Que peut-on attendre de cette formation en ce qui concerne l’amélioration du fonctionnement des exécutifs communaux ?
Bien que transversale, la formation en cours place les exécutifs communaux au cœur de nos préoccupations. L’amélioration que vous évoquez est un des objectifs majeurs visés par le cycle de formation ainsi ouvert. En effet, dans un contexte marqué par de nombreuses mutations, la formation des élus locaux est l’une de nos priorités. Nous pouvons d’ores et déjà vous dire que cette activité va être constante et croissante. Elle ira de pair avec les contrôles tant préventifs que répressifs. Cela dit, il ne s’agit pas de poser que les exécutifs communaux travaillent mal jusqu’ici. Ce qu’il faut retenir plutôt, c’est que la mise en œuvre de la politique de décentralisation, en raison de nombreux changements qu’elle implique, cette politique disions-nous, exige de ses acteurs principaux, des adaptations continues et permanentes.
Par voie de conséquence, les élus locaux vont nécessairement tirer un meilleur parti de ces formations, grâce aux enseignements qu’ils vont recevoir et aux échanges d’expériences qui marqueront leurs travaux en ateliers. Ayant des capacités ainsi renforcées, ces catalyseurs du développement local vont mieux servir leurs concitoyens qui les ont élus.
Les fruits de la mise en œuvre effective de la décentralisation sont-ils déjà perceptibles au niveau des populations ?
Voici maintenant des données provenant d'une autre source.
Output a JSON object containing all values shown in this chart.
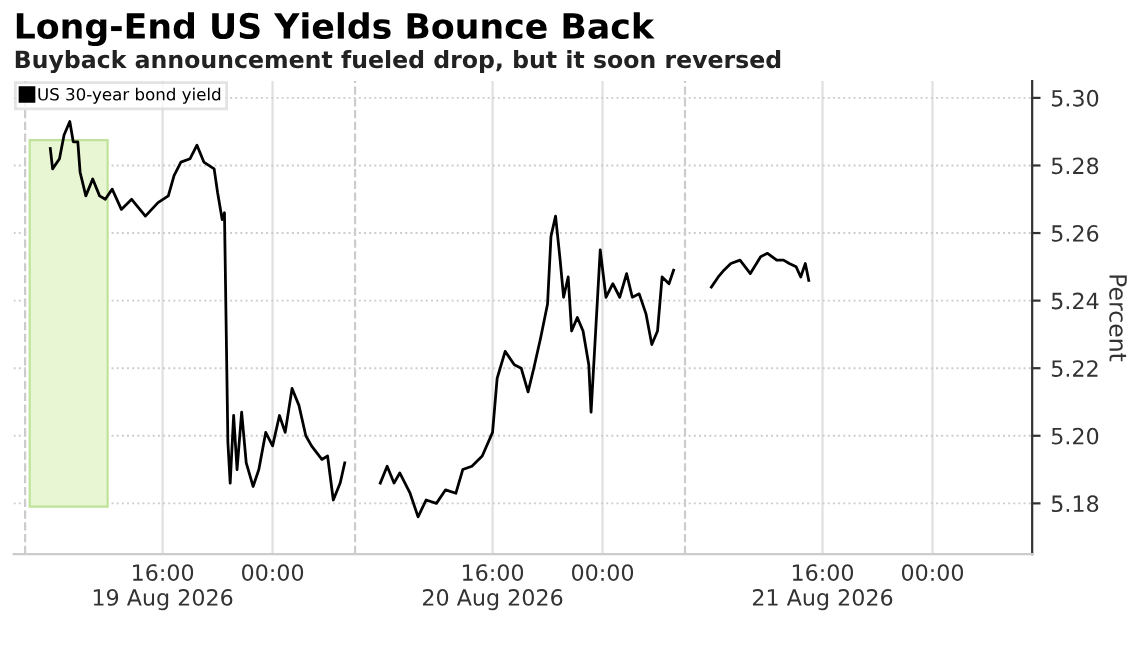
{
  "chart_data": {
    "type": "line",
    "title": "Long-End US Yields Bounce Back",
    "subtitle": "Buyback announcement fueled drop, but it soon reversed",
    "ylabel": "Percent",
    "x": [
      "2026-08-19T07:50",
      "2026-08-19T08:00",
      "2026-08-19T08:30",
      "2026-08-19T08:50",
      "2026-08-19T09:15",
      "2026-08-19T09:30",
      "2026-08-19T09:50",
      "2026-08-19T10:00",
      "2026-08-19T10:25",
      "2026-08-19T10:55",
      "2026-08-19T11:25",
      "2026-08-19T11:50",
      "2026-08-19T12:20",
      "2026-08-19T13:00",
      "2026-08-19T13:45",
      "2026-08-19T14:45",
      "2026-08-19T15:40",
      "2026-08-19T16:25",
      "2026-08-19T16:50",
      "2026-08-19T17:20",
      "2026-08-19T18:00",
      "2026-08-19T18:30",
      "2026-08-19T19:00",
      "2026-08-19T19:45",
      "2026-08-19T20:00",
      "2026-08-19T20:20",
      "2026-08-19T20:30",
      "2026-08-19T20:45",
      "2026-08-19T20:55",
      "2026-08-19T21:10",
      "2026-08-19T21:25",
      "2026-08-19T21:45",
      "2026-08-19T22:05",
      "2026-08-19T22:35",
      "2026-08-19T23:00",
      "2026-08-19T23:30",
      "2026-08-20T00:00",
      "2026-08-20T00:30",
      "2026-08-20T00:55",
      "2026-08-20T01:25",
      "2026-08-20T01:55",
      "2026-08-20T02:25",
      "2026-08-20T02:50",
      "2026-08-20T03:35",
      "2026-08-20T04:00",
      "2026-08-20T04:25",
      "2026-08-20T04:55",
      "2026-08-20T05:15",
      "2026-08-20T06:00",
      "2026-08-20T07:50",
      "2026-08-20T08:20",
      "2026-08-20T08:50",
      "2026-08-20T09:15",
      "2026-08-20T10:00",
      "2026-08-20T10:35",
      "2026-08-20T11:10",
      "2026-08-20T11:55",
      "2026-08-20T12:35",
      "2026-08-20T13:20",
      "2026-08-20T13:50",
      "2026-08-20T14:30",
      "2026-08-20T15:15",
      "2026-08-20T16:00",
      "2026-08-20T16:20",
      "2026-08-20T16:55",
      "2026-08-20T17:35",
      "2026-08-20T18:05",
      "2026-08-20T18:35",
      "2026-08-20T19:00",
      "2026-08-20T19:30",
      "2026-08-20T20:00",
      "2026-08-20T20:15",
      "2026-08-20T20:35",
      "2026-08-20T20:55",
      "2026-08-20T21:10",
      "2026-08-20T21:30",
      "2026-08-20T21:45",
      "2026-08-20T22:10",
      "2026-08-20T22:35",
      "2026-08-20T23:00",
      "2026-08-20T23:10",
      "2026-08-20T23:30",
      "2026-08-20T23:50",
      "2026-08-21T00:15",
      "2026-08-21T00:45",
      "2026-08-21T01:15",
      "2026-08-21T01:45",
      "2026-08-21T02:10",
      "2026-08-21T02:40",
      "2026-08-21T03:10",
      "2026-08-21T03:35",
      "2026-08-21T04:00",
      "2026-08-21T04:20",
      "2026-08-21T04:50",
      "2026-08-21T05:10",
      "2026-08-21T06:00",
      "2026-08-21T07:55",
      "2026-08-21T08:25",
      "2026-08-21T08:50",
      "2026-08-21T09:20",
      "2026-08-21T10:00",
      "2026-08-21T10:45",
      "2026-08-21T11:30",
      "2026-08-21T12:00",
      "2026-08-21T12:40",
      "2026-08-21T13:10",
      "2026-08-21T13:35",
      "2026-08-21T14:05",
      "2026-08-21T14:25",
      "2026-08-21T14:45",
      "2026-08-21T15:00"
    ],
    "series": [
      {
        "name": "US 30-year bond yield",
        "color": "#000000",
        "values": [
          5.285,
          5.279,
          5.282,
          5.289,
          5.293,
          5.287,
          5.287,
          5.278,
          5.271,
          5.276,
          5.271,
          5.27,
          5.273,
          5.267,
          5.27,
          5.265,
          5.269,
          5.271,
          5.277,
          5.281,
          5.282,
          5.286,
          5.281,
          5.279,
          5.272,
          5.264,
          5.266,
          5.198,
          5.186,
          5.206,
          5.19,
          5.207,
          5.192,
          5.185,
          5.19,
          5.201,
          5.197,
          5.206,
          5.201,
          5.214,
          5.209,
          5.2,
          5.197,
          5.193,
          5.194,
          5.181,
          5.186,
          5.192,
          null,
          5.186,
          5.191,
          5.186,
          5.189,
          5.183,
          5.176,
          5.181,
          5.18,
          5.184,
          5.183,
          5.19,
          5.191,
          5.194,
          5.201,
          5.217,
          5.225,
          5.221,
          5.22,
          5.213,
          5.22,
          5.229,
          5.239,
          5.259,
          5.265,
          5.252,
          5.241,
          5.247,
          5.231,
          5.235,
          5.231,
          5.221,
          5.207,
          5.231,
          5.255,
          5.241,
          5.245,
          5.241,
          5.248,
          5.241,
          5.242,
          5.236,
          5.227,
          5.231,
          5.247,
          5.245,
          5.249,
          null,
          5.244,
          5.247,
          5.249,
          5.251,
          5.252,
          5.248,
          5.253,
          5.254,
          5.252,
          5.252,
          5.251,
          5.25,
          5.247,
          5.251,
          5.246
        ]
      }
    ],
    "xlim": [
      "2026-08-19T05:10",
      "2026-08-22T07:15"
    ],
    "xticks": [
      {
        "value": "2026-08-19T16:00",
        "label": "16:00\n19 Aug 2026"
      },
      {
        "value": "2026-08-20T00:00",
        "label": "00:00"
      },
      {
        "value": "2026-08-20T16:00",
        "label": "16:00\n20 Aug 2026"
      },
      {
        "value": "2026-08-21T00:00",
        "label": "00:00"
      },
      {
        "value": "2026-08-21T16:00",
        "label": "16:00\n21 Aug 2026"
      },
      {
        "value": "2026-08-22T00:00",
        "label": "00:00"
      }
    ],
    "ylim": [
      5.165,
      5.305
    ],
    "yticks": [
      {
        "value": 5.18,
        "label": "5.18"
      },
      {
        "value": 5.2,
        "label": "5.20"
      },
      {
        "value": 5.22,
        "label": "5.22"
      },
      {
        "value": 5.24,
        "label": "5.24"
      },
      {
        "value": 5.26,
        "label": "5.26"
      },
      {
        "value": 5.28,
        "label": "5.28"
      },
      {
        "value": 5.3,
        "label": "5.30"
      }
    ],
    "ref_lines": [
      {
        "axis": "x",
        "value": "2026-08-19T06:00",
        "line_style": "dashed",
        "color": "#cccccc"
      },
      {
        "axis": "x",
        "value": "2026-08-20T06:00",
        "line_style": "dashed",
        "color": "#cccccc"
      },
      {
        "axis": "x",
        "value": "2026-08-21T06:00",
        "line_style": "dashed",
        "color": "#cccccc"
      }
    ],
    "bands": [
      {
        "axis": "x",
        "from": "2026-08-19T06:20",
        "to": "2026-08-19T12:00",
        "color": "#e8f6d4"
      }
    ],
    "grid": true,
    "legend": "top left",
    "line_style": "solid",
    "marker": "none"
  }
}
Dans nos deux précédentes réponses, nous vous avons régulièrement affirmé que l’ensemble des efforts déployés dans le domaine de la décentralisation visent, comme but ultime, une meilleure prestation des services communaux en faveur des citoyens-électeurs. La mise en œuvre de la politique de décentralisation, impulsée par le président de la République, Son Excellence Paul Biya, est une opportunité à saisir par l’ensemble des acteurs nationaux. Nous n’hésitons pas à le dire à la suite du président de la République, qu’il s’agit fondamentalement de « donner aux Camerounais, au niveau local, la possibilité d’être associés à la gestion de leurs propres affaires».
Les fruits auxquels vous faites allusion, sans être suffisants, sont déjà perceptibles sur le terrain. Nous en voulons pour preuve les divers projets déjà exécutés ou en cours d’exécution par les municipalités à travers le territoire national. Cette tendance est appelée à monter en puissance pour le plus grand bien des populations.
Après les transferts des compétences de première génération, que prévoit l’agenda pour ce qui est des transferts de la deuxième génération ?
Avant de parler de la deuxième génération des transferts des compétences et des ressources, il nous semble qu’il importe d’abord d’évaluer l’exercice des premières compétences et des ressources transférées. Le séminaire en cours nous permet dès lors d’amorcer cette évaluation, tout au moins à mi-parcours. Nous devons répondre ensemble aux questions que l’exercice des premiers transferts pose sur le terrain. Ces questions tournent essentiellement autour des mécanismes de l’exécution financière concrète des transferts, les cahiers de charges pour l’exercice des compétences, l’utilisation des personnels des services déconcentrés de l’État par les communautés urbaines et les communes, la tutelle de l’État, et bien d’autres questionnements. Des réponses appropriées à toutes ces interrogations sont indispensables pour la confection sereine de la deuxième génération des transferts. Nous pouvons juste vous rassurer que le Comité interministériel des services locaux et le Conseil national de la décentralisation travaillent déjà dans le sens de votre préoccupation.